Of course, your target MER will also depend on various factors such as the product or service, industry, audience, etc. For brands with high net profit margins, a tMER of 3-4 might suffice, while those with lower margins may require a higher ROAS. CEOs, CFOs, and CMOs should work closely to determine these targets based on the company’s profit margin goals. Setting a tMER is the easiest and simplest way to start that conversation, and give yourself a benchmark when you look at ROAS for individual campaigns and channels. At the end of the day, the entire executive team should be in agreement that marketing efforts should contribute effectively to the bottom line.

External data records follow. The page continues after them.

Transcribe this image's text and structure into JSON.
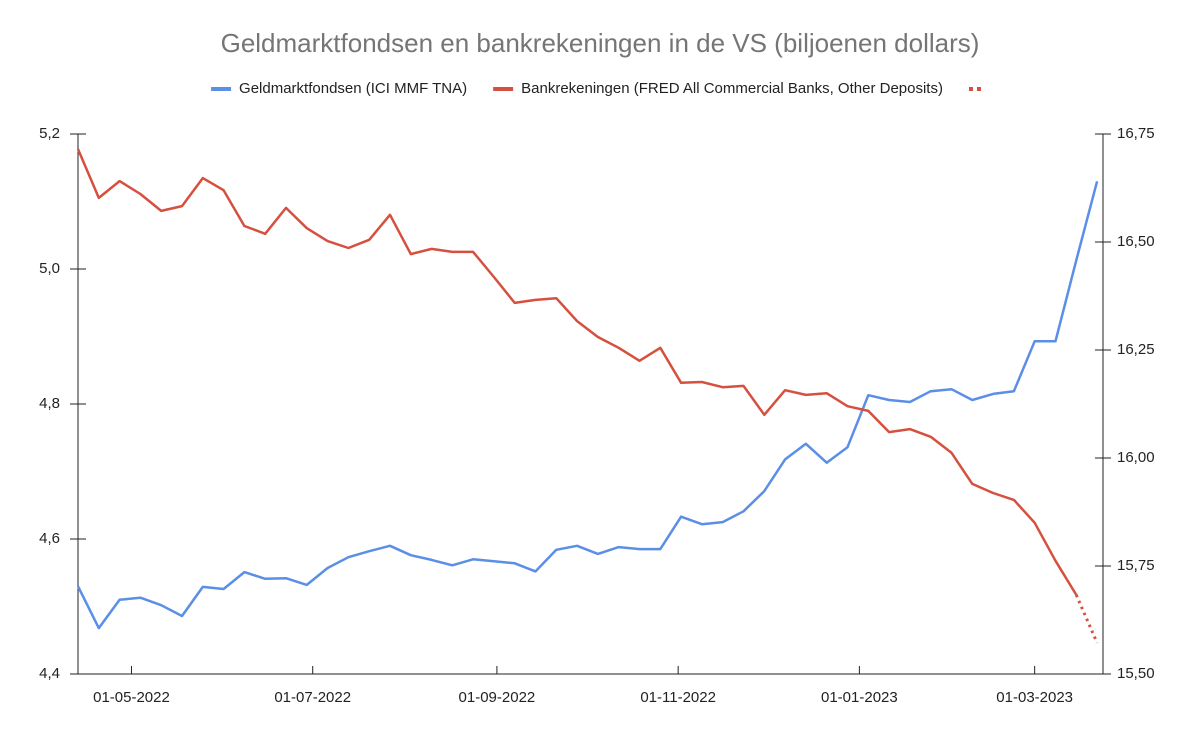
{
  "chart_data": {
    "type": "line",
    "title": "Geldmarktfondsen en bankrekeningen in de VS (biljoenen dollars)",
    "x": [
      "2022-04-13",
      "2022-04-20",
      "2022-04-27",
      "2022-05-04",
      "2022-05-11",
      "2022-05-18",
      "2022-05-25",
      "2022-06-01",
      "2022-06-08",
      "2022-06-15",
      "2022-06-22",
      "2022-06-29",
      "2022-07-06",
      "2022-07-13",
      "2022-07-20",
      "2022-07-27",
      "2022-08-03",
      "2022-08-10",
      "2022-08-17",
      "2022-08-24",
      "2022-08-31",
      "2022-09-07",
      "2022-09-14",
      "2022-09-21",
      "2022-09-28",
      "2022-10-05",
      "2022-10-12",
      "2022-10-19",
      "2022-10-26",
      "2022-11-02",
      "2022-11-09",
      "2022-11-16",
      "2022-11-23",
      "2022-11-30",
      "2022-12-07",
      "2022-12-14",
      "2022-12-21",
      "2022-12-28",
      "2023-01-04",
      "2023-01-11",
      "2023-01-18",
      "2023-01-25",
      "2023-02-01",
      "2023-02-08",
      "2023-02-15",
      "2023-02-22",
      "2023-03-01",
      "2023-03-08",
      "2023-03-15",
      "2023-03-22"
    ],
    "xlim": [
      "2022-04-13",
      "2023-03-24"
    ],
    "xticks": [
      {
        "value": "2022-05-01",
        "label": "01-05-2022"
      },
      {
        "value": "2022-07-01",
        "label": "01-07-2022"
      },
      {
        "value": "2022-09-01",
        "label": "01-09-2022"
      },
      {
        "value": "2022-11-01",
        "label": "01-11-2022"
      },
      {
        "value": "2023-01-01",
        "label": "01-01-2023"
      },
      {
        "value": "2023-03-01",
        "label": "01-03-2023"
      }
    ],
    "ylim": [
      4.4,
      5.2
    ],
    "yticks": [
      {
        "value": 4.4,
        "label": "4,4"
      },
      {
        "value": 4.6,
        "label": "4,6"
      },
      {
        "value": 4.8,
        "label": "4,8"
      },
      {
        "value": 5.0,
        "label": "5,0"
      },
      {
        "value": 5.2,
        "label": "5,2"
      }
    ],
    "y2lim": [
      15.5,
      16.75
    ],
    "y2ticks": [
      {
        "value": 15.5,
        "label": "15,50"
      },
      {
        "value": 15.75,
        "label": "15,75"
      },
      {
        "value": 16.0,
        "label": "16,00"
      },
      {
        "value": 16.25,
        "label": "16,25"
      },
      {
        "value": 16.5,
        "label": "16,50"
      },
      {
        "value": 16.75,
        "label": "16,75"
      }
    ],
    "legend": "top",
    "series": [
      {
        "name": "Geldmarktfondsen (ICI MMF TNA)",
        "color": "#5b8ee6",
        "axis": "y",
        "values": [
          4.53,
          4.468,
          4.51,
          4.513,
          4.502,
          4.486,
          4.529,
          4.526,
          4.551,
          4.541,
          4.542,
          4.532,
          4.557,
          4.573,
          4.582,
          4.59,
          4.576,
          4.569,
          4.561,
          4.57,
          4.567,
          4.564,
          4.552,
          4.584,
          4.59,
          4.578,
          4.588,
          4.585,
          4.585,
          4.633,
          4.622,
          4.625,
          4.641,
          4.671,
          4.718,
          4.741,
          4.713,
          4.736,
          4.813,
          4.806,
          4.803,
          4.819,
          4.822,
          4.806,
          4.815,
          4.819,
          4.893,
          4.893,
          5.013,
          5.13
        ]
      },
      {
        "name": "Bankrekeningen (FRED All Commercial Banks, Other Deposits)",
        "color": "#d6503f",
        "axis": "y2",
        "values": [
          16.715,
          16.602,
          16.641,
          16.611,
          16.572,
          16.583,
          16.648,
          16.62,
          16.537,
          16.519,
          16.579,
          16.532,
          16.502,
          16.486,
          16.505,
          16.563,
          16.472,
          16.484,
          16.477,
          16.477,
          16.419,
          16.359,
          16.366,
          16.37,
          16.317,
          16.28,
          16.255,
          16.225,
          16.255,
          16.174,
          16.176,
          16.164,
          16.167,
          16.1,
          16.157,
          16.146,
          16.15,
          16.12,
          16.109,
          16.06,
          16.067,
          16.049,
          16.012,
          15.94,
          15.919,
          15.903,
          15.85,
          15.762,
          15.683,
          null
        ]
      },
      {
        "color": "#d6503f",
        "axis": "y2",
        "dash": "dotted",
        "values": [
          null,
          null,
          null,
          null,
          null,
          null,
          null,
          null,
          null,
          null,
          null,
          null,
          null,
          null,
          null,
          null,
          null,
          null,
          null,
          null,
          null,
          null,
          null,
          null,
          null,
          null,
          null,
          null,
          null,
          null,
          null,
          null,
          null,
          null,
          null,
          null,
          null,
          null,
          null,
          null,
          null,
          null,
          null,
          null,
          null,
          null,
          null,
          null,
          15.683,
          15.572
        ]
      }
    ]
  }
}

Put it all Together for Strategic Planning

To the CEOs and marketing leaders gearing up for 2024: it’s time to make smart, profitable decisions about your ad spend. While we may need to tamper our expectations for revenue growth, there’s no reason why a DTC brand can’t be profitable next year. Trust and empower your teams to innovate and create campaigns that not only connect with your customers but also drive your business forward. And above all, remember marketing is not a cost center; it’s the heart of your revenue-generating efforts. If you have to pull back in 2024, approach it as a delicate balance between near-term profitability and long-term growth. Let’s navigate these challenging times together with strategies that are as resilient as they are effective.